His eyes swept her from head to foot. “I’ll pay for it, if that’s the reason.”
She shook her head even more vigorously. No way was she going to waltz into a hotel in the state she was in and then let him plunk down his card for her. Like she was his charity case pick-up or something. That’s what people would think, she was sure of it. She’d be stared at and—oh, God—if they found out who she was, it’d be another horrifying addition to what was sure to be a humiliating recap in the society column tomorrow morning. And she didn’t even want to think about what was already flying around in cyberspace about her. How they loved to chronicle every tidbit in the lives of the fallen-from-grace Perraults. Even more reason for her mother to hate her.
No, much better to wash up at Sam’s house and then try to get him to call her mother—she’d worry about how later—so a driver could be sent to pick her up. Surely her mother hadn’t been serious when she’d said Isadora was no longer her daughter.
He gave her a hard look. “Okay. You can stay with me on one condition. I’ve got too much going on right now to keep my place in order and I sometimes forget to eat—but I like food. I think you know where I’m going with this, right?”
Yes, she did. And if she wasn’t sure she’d be out of his house by morning—afternoon the latest—she’d have nipped that condition in the bud right then. Somehow. Instead, she just smiled and shrugged and settled back more comfortably on the leather seat. A bath, a bath, my kingdom for a bath.
* * *
CHAPTER FOURTEEN
At exactly 5 a.m. the next morning, the fairy phone sang out. This time, with the chirp-chirp-chirp of high-pitched voices rhapsodizing about working and whistling. Isadora shot up straight, got twisted in her sleeping bag, and nearly rolled off the sofa before she managed to wrap her fingers around the much-too-chipper sounding piece of modern technology. Her air-dried and finger-combed still-gnarled hair covered her face like a fur-lined burka as she jerked the phone up to her ear and croaked, “Hello? Fa
iry?”
“Dora dear, so good of you to pick up.”
She blinked rapidly a few times and took a deep breath in an effort to wake up her brain. “What do you want from me? I’ll do anything you ask—just give me my life back. Please.”
“Ah, but that’s just it, dear. It’s not what I want, it’s what you need.”
Isadora leapt to her feet. “What I need is to GO HOME. What I need is to have your blasted CURSE LIFTED.”
“We-e-e-ll, as to the former, I do have a proposition for you—actually, it’s more of a choice, really.

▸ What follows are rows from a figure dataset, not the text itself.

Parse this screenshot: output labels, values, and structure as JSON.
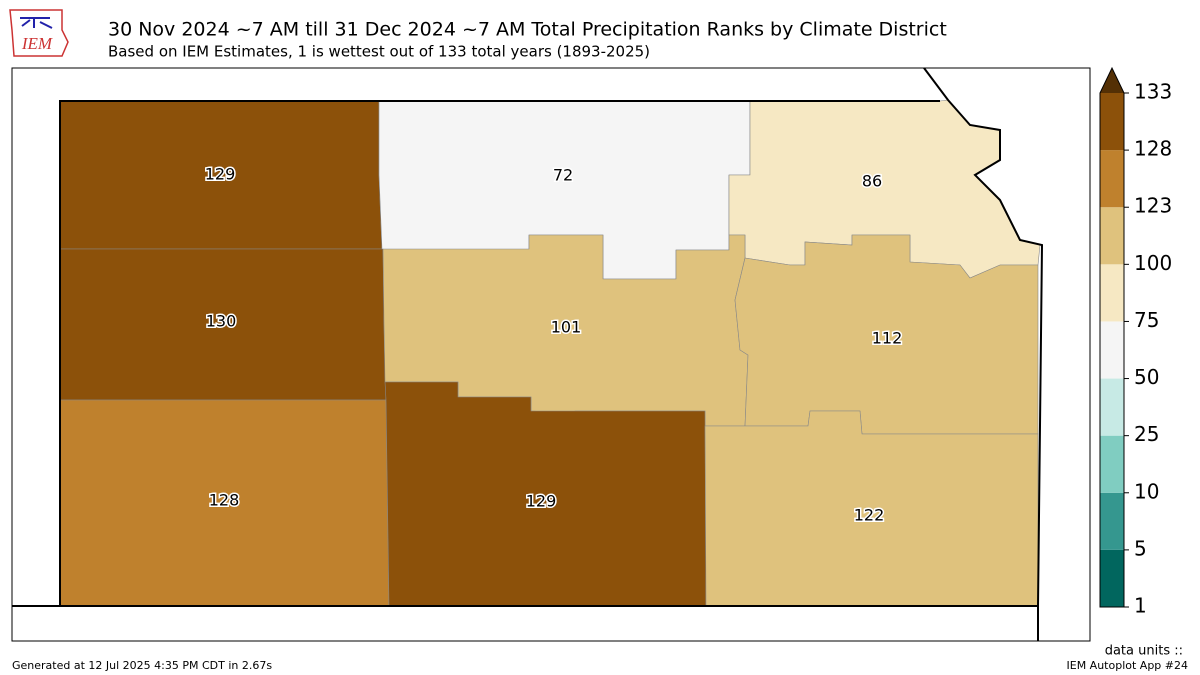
{
  "header": {
    "logo": "IEM",
    "title": "30 Nov 2024 ~7 AM till 31 Dec 2024 ~7 AM Total Precipitation Ranks by Climate District",
    "subtitle": "Based on IEM Estimates, 1 is wettest out of 133 total years (1893-2025)"
  },
  "districts": [
    {
      "value": 129
    },
    {
      "value": 72
    },
    {
      "value": 86
    },
    {
      "value": 130
    },
    {
      "value": 101
    },
    {
      "value": 112
    },
    {
      "value": 128
    },
    {
      "value": 129
    },
    {
      "value": 122
    }
  ],
  "colorbar": {
    "levels": [
      1,
      5,
      10,
      25,
      50,
      75,
      100,
      123,
      128,
      133
    ],
    "colors": [
      "#01665e",
      "#35978f",
      "#80cdc1",
      "#c7eae5",
      "#f5f5f5",
      "#f6e8c3",
      "#dfc27d",
      "#bf812d",
      "#8c510a"
    ],
    "extend_color": "#543005",
    "units": "data units ::"
  },
  "footer": {
    "generated": "Generated at 12 Jul 2025 4:35 PM CDT in 2.67s",
    "app": "IEM Autoplot App #24"
  }
}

But, as for the latter, well, my dear, it’s all up to you at this point.”
“But that’s just it—I don’t know what it is that I must do!”
“I’m sure in time you will figure it out.” Isadora heard what sounded like fingernails tapping on plastic and then the fairy said, “Now, let us talk about the choice I’m giving you. I’ve decided to return you to your mother’s house, but the curse will be in full force, and you will still be banished from her affections.”
“And the alternative?”
“I make that drama with the video last evening go away. Your mother’s reputation will no longer be tarnished by it. But in order for this to take place you must stay put and do the work that Sam has hired you to do.”

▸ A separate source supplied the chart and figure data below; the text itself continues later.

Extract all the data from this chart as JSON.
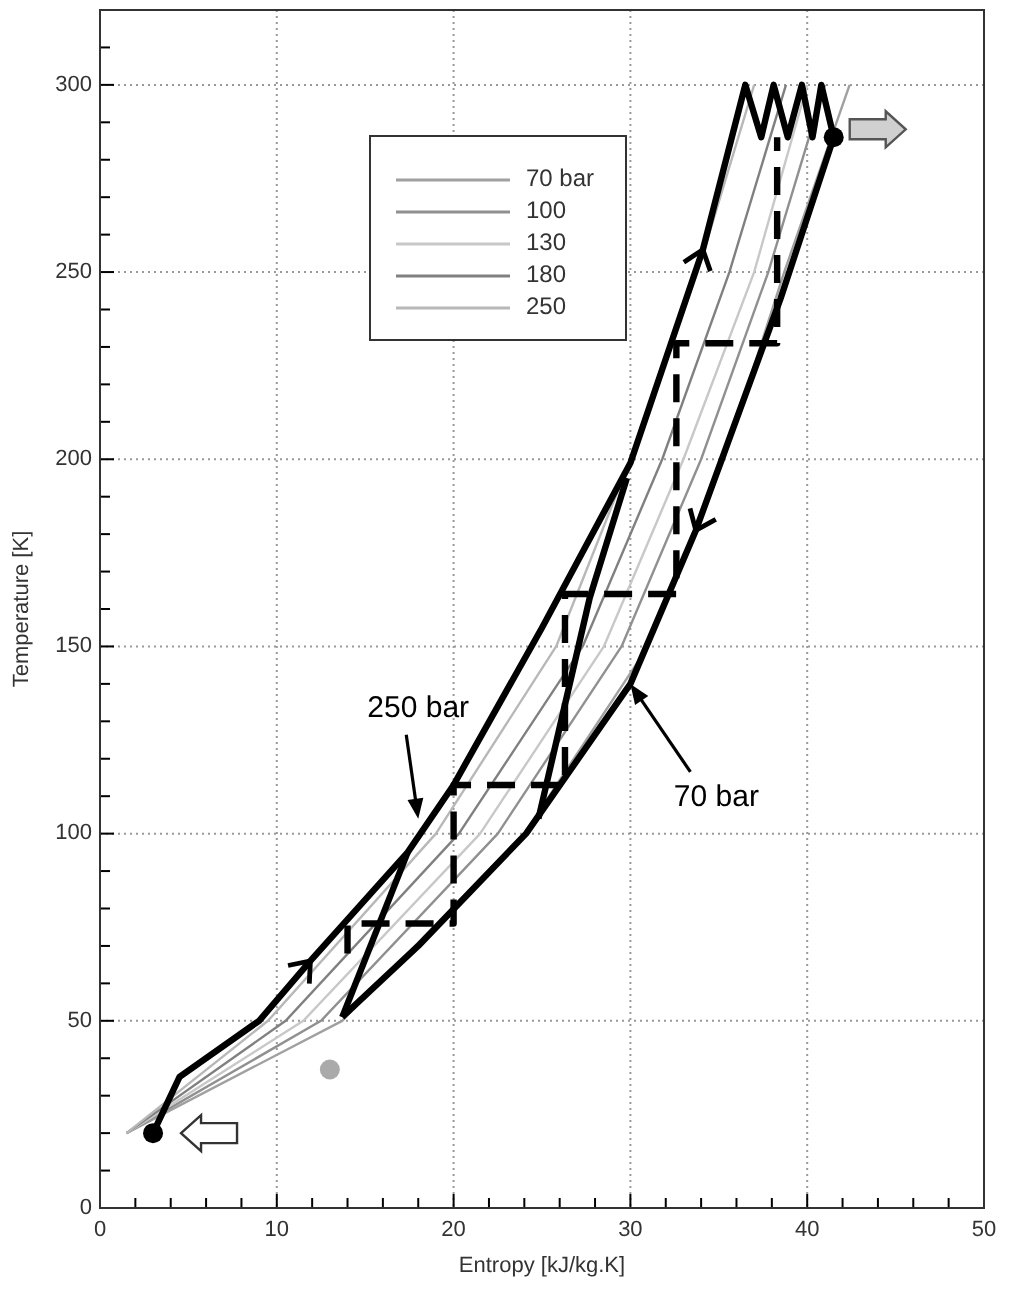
{
  "chart_data": {
    "type": "line",
    "xlabel": "Entropy [kJ/kg.K]",
    "ylabel": "Temperature [K]",
    "xlim": [
      0,
      50
    ],
    "ylim": [
      0,
      320
    ],
    "xticks": [
      0,
      {
        "value": 2,
        "label": null
      },
      {
        "value": 4,
        "label": null
      },
      {
        "value": 6,
        "label": null
      },
      {
        "value": 8,
        "label": null
      },
      10,
      {
        "value": 12,
        "label": null
      },
      {
        "value": 14,
        "label": null
      },
      {
        "value": 16,
        "label": null
      },
      {
        "value": 18,
        "label": null
      },
      20,
      {
        "value": 22,
        "label": null
      },
      {
        "value": 24,
        "label": null
      },
      {
        "value": 26,
        "label": null
      },
      {
        "value": 28,
        "label": null
      },
      30,
      {
        "value": 32,
        "label": null
      },
      {
        "value": 34,
        "label": null
      },
      {
        "value": 36,
        "label": null
      },
      {
        "value": 38,
        "label": null
      },
      40,
      {
        "value": 42,
        "label": null
      },
      {
        "value": 44,
        "label": null
      },
      {
        "value": 46,
        "label": null
      },
      {
        "value": 48,
        "label": null
      },
      50
    ],
    "yticks": [
      0,
      {
        "value": 10,
        "label": null
      },
      {
        "value": 20,
        "label": null
      },
      {
        "value": 30,
        "label": null
      },
      {
        "value": 40,
        "label": null
      },
      50,
      {
        "value": 60,
        "label": null
      },
      {
        "value": 70,
        "label": null
      },
      {
        "value": 80,
        "label": null
      },
      {
        "value": 90,
        "label": null
      },
      100,
      {
        "value": 110,
        "label": null
      },
      {
        "value": 120,
        "label": null
      },
      {
        "value": 130,
        "label": null
      },
      {
        "value": 140,
        "label": null
      },
      150,
      {
        "value": 160,
        "label": null
      },
      {
        "value": 170,
        "label": null
      },
      {
        "value": 180,
        "label": null
      },
      {
        "value": 190,
        "label": null
      },
      200,
      {
        "value": 210,
        "label": null
      },
      {
        "value": 220,
        "label": null
      },
      {
        "value": 230,
        "label": null
      },
      {
        "value": 240,
        "label": null
      },
      250,
      {
        "value": 260,
        "label": null
      },
      {
        "value": 270,
        "label": null
      },
      {
        "value": 280,
        "label": null
      },
      {
        "value": 290,
        "label": null
      },
      300,
      {
        "value": 310,
        "label": null
      },
      {
        "value": 320,
        "label": null
      }
    ],
    "grid": true,
    "legend": "top",
    "series": [
      {
        "name": "70 bar",
        "color": "#a0a0a0",
        "x": [
          1.5,
          13.7,
          24,
          31,
          35.3,
          38.7,
          42.4
        ],
        "values": [
          20,
          50,
          100,
          150,
          200,
          250,
          300
        ]
      },
      {
        "name": "100",
        "color": "#909090",
        "x": [
          1.5,
          12.5,
          22.5,
          29.5,
          34,
          37.8,
          41
        ],
        "values": [
          20,
          50,
          100,
          150,
          200,
          250,
          300
        ]
      },
      {
        "name": "130",
        "color": "#c8c8c8",
        "x": [
          1.5,
          11.5,
          21.5,
          28.5,
          33,
          37,
          40
        ],
        "values": [
          20,
          50,
          100,
          150,
          200,
          250,
          300
        ]
      },
      {
        "name": "180",
        "color": "#808080",
        "x": [
          1.5,
          10.5,
          20.3,
          27.3,
          31.8,
          35.6,
          38.8
        ],
        "values": [
          20,
          50,
          100,
          150,
          200,
          250,
          300
        ]
      },
      {
        "name": "250",
        "color": "#b8b8b8",
        "x": [
          1.5,
          9.5,
          19,
          25.8,
          30,
          33.8,
          37
        ],
        "values": [
          20,
          50,
          100,
          150,
          200,
          250,
          300
        ]
      },
      {
        "color": "#000000",
        "x": [
          3,
          4.5,
          9,
          11.9,
          17.4,
          20,
          25,
          30,
          34.1,
          36.5,
          37.4,
          38.1,
          38.9,
          39.7,
          40.3,
          40.8,
          41.5
        ],
        "values": [
          20,
          35,
          50,
          66,
          95,
          113,
          155,
          199,
          256,
          300,
          286,
          300,
          286,
          300,
          286,
          300,
          286
        ]
      },
      {
        "color": "#000000",
        "x": [
          13.7,
          18,
          24.1,
          30,
          33.7,
          38.5,
          41.5
        ],
        "values": [
          51,
          70,
          100,
          140,
          181,
          243,
          286
        ]
      },
      {
        "color": "#000000",
        "x": [
          13.7,
          17.4
        ],
        "values": [
          51,
          95
        ]
      },
      {
        "color": "#000000",
        "x": [
          24.8,
          27.7,
          29.8
        ],
        "values": [
          104,
          163,
          195
        ]
      },
      {
        "color": "#000000",
        "line_style": "dashed",
        "x": [
          14,
          14,
          20,
          20,
          26.3,
          26.3,
          32.6,
          32.6,
          38.3,
          38.3
        ],
        "values": [
          68,
          76,
          76,
          113,
          113,
          164,
          164,
          231,
          231,
          286
        ]
      },
      {
        "type": "scatter",
        "marker": "circle",
        "color": "#000000",
        "x": [
          3,
          41.5
        ],
        "values": [
          20,
          286
        ]
      },
      {
        "type": "scatter",
        "marker": "circle",
        "color": "#aaaaaa",
        "x": [
          13
        ],
        "values": [
          37
        ]
      }
    ],
    "annotations": [
      {
        "text": "250 bar",
        "x": 18,
        "y": 104
      },
      {
        "text": "70 bar",
        "x": 30,
        "y": 140
      }
    ]
  }
}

“But—but that’s not a choice at all!”
“Why, yes dear, it is.”
Isadora stewed and steamed. But not for long. “Fine. Twinkle your nose or something and get me back to my house.”
“Certainly—if you’re sure? Ab-ra”—Isadora ground her teeth and yanked on a big chunk of her hair—“ca—”
“NO! Wait! AHHH! ALL RIGHT! I’ll stay.”
* * *
Too angry and discouraged by the fairy’s dirty rotten deal to slide back into that blissful oblivion she’d managed to find only a few hours ago, but fuzz-brained and weary just the same, Isadora decided that a good dose of her favorite legal stimulant was the first order of business.